It has been known for years that wearing your shoes indoors means that everything that is on the ground outdoors will be tracked into the home. Pesticides, heavy metals, lead, animal feces, and everything else out there.
Babies crawling around the floor (and also putting things into the mouth) get an extra heavy dose of "contaminants" that were tracked in. We all absorb contaminants through our skin, ingest (the mouth), or breathe them in.
All these contaminants become part of our indoor air quality. Our indoor air is not just the outside contaminants that made their way in, but there is also shedding of skin and cloth fibers from us and pets, as well as outgassing and breakdown (the dust) of whatever is in the home. We can't get rid of all contaminants, but we can really lower our exposure to them by not wearing our shoes indoors.
Bottom line: Take your shoes off at the door.
A nice discussion of this issue is in an article written by Professors M.P. Taylor and G. Filippelli earlier this year. Some excerpts from The Conversation: Wearing shoes in the house is just plain gross. The verdict from scientists who study indoor contaminants
You probably clean your shoes if you step in something muddy or disgusting (please pick up after your dog!). But when you get home, do you always de-shoe at the door?
Plenty of Australians don’t. For many, what you drag in on the bottom of your shoes is the last thing on the mind as one gets home.

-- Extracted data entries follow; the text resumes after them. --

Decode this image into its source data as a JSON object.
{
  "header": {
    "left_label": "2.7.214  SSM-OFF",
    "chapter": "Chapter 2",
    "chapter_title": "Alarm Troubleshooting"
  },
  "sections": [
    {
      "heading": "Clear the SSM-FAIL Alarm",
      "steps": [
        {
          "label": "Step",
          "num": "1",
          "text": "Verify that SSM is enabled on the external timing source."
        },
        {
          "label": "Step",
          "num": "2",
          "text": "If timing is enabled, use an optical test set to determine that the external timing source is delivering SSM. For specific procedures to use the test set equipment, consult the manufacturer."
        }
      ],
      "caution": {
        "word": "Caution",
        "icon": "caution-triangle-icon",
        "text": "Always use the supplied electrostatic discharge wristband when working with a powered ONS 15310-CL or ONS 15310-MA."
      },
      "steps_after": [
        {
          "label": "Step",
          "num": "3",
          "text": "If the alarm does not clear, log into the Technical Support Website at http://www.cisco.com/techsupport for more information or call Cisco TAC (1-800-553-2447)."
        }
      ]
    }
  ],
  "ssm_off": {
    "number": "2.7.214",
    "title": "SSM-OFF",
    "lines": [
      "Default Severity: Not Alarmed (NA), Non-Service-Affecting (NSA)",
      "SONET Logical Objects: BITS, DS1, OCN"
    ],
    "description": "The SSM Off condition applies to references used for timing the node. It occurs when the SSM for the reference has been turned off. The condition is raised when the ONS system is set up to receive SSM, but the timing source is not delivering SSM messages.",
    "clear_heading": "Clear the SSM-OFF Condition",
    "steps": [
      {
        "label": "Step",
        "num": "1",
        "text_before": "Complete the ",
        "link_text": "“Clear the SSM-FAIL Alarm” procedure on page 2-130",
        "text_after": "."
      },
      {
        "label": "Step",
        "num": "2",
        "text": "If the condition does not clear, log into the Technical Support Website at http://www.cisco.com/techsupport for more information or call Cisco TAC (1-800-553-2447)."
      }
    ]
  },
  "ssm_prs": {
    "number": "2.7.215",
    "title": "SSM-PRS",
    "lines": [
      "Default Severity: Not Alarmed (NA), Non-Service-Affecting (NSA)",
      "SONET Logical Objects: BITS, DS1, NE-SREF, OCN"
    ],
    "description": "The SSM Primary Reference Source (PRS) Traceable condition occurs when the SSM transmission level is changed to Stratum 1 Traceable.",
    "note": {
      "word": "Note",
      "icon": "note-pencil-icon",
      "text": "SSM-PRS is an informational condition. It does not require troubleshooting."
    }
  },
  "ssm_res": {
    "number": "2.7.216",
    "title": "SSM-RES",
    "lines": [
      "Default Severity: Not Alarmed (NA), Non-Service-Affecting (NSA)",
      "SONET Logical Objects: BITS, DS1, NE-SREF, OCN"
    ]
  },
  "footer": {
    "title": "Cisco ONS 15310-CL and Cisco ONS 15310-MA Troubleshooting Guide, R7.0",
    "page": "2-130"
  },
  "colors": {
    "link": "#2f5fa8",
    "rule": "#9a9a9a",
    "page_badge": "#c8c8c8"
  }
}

We are environmental chemists who have spent a decade examining the indoor environment and the contaminants people are exposed to in their own homes. Although our examination of the indoor environment, via our DustSafe program, is far from complete, on the question of whether to shoe or de-shoe in the home, the science leans toward the latter.
It is best to leave your filth outside the door.
People spend up to 90% of their time indoors, so the question of whether or not to wear shoes in the house is not a trivial one.
The matter building up inside your home includes not just dust and dirt from people and pets shedding hair and skin. About a third of it is from outside, either blown in or tramped in on those offensive shoe bottoms.
Some of the microorganisms present on shoes and floors are drug-resistant pathogens, including hospital-associated infectious agents (germs) that are very difficult to treat.
Add in cancer-causing toxins from asphalt road residue and endocrine-disrupting lawn chemicals, and you might view the filth on your shoes in a new light.
Our work has involved the measurement and assessment of exposure to a range of harmful substances found inside homes including: antibiotic-resistant genes (genes that make bacteria resistant to antibiotics), disinfectant chemicals in the home environment, microplastics, the perfluorinated chemicals (also known as PFAS or “forever chemicals” because of their tendency to remain in the body and not break down) used ubiquitously in a multitude of industrial, domestic and food packaging products, radioactive elements.
A strong focus of our work has involved assessing levels of potentially toxic metals (such as arsenic, cadmium and lead) inside homes across 35 nations (including Australia).
These contaminants – and most importantly the dangerous neurotoxin lead – are odourless and colourless. So there is no way of knowing whether the dangers of lead exposure are only in your soils or your water pipes, or if they are also on your living room floor.
The science suggests a very strong connection between the lead inside your home and that in your yard soil. The most likely reason for this connection is dirt blown in from your yard or trodden in on your shoes, and on the furry paws of your adorable pets.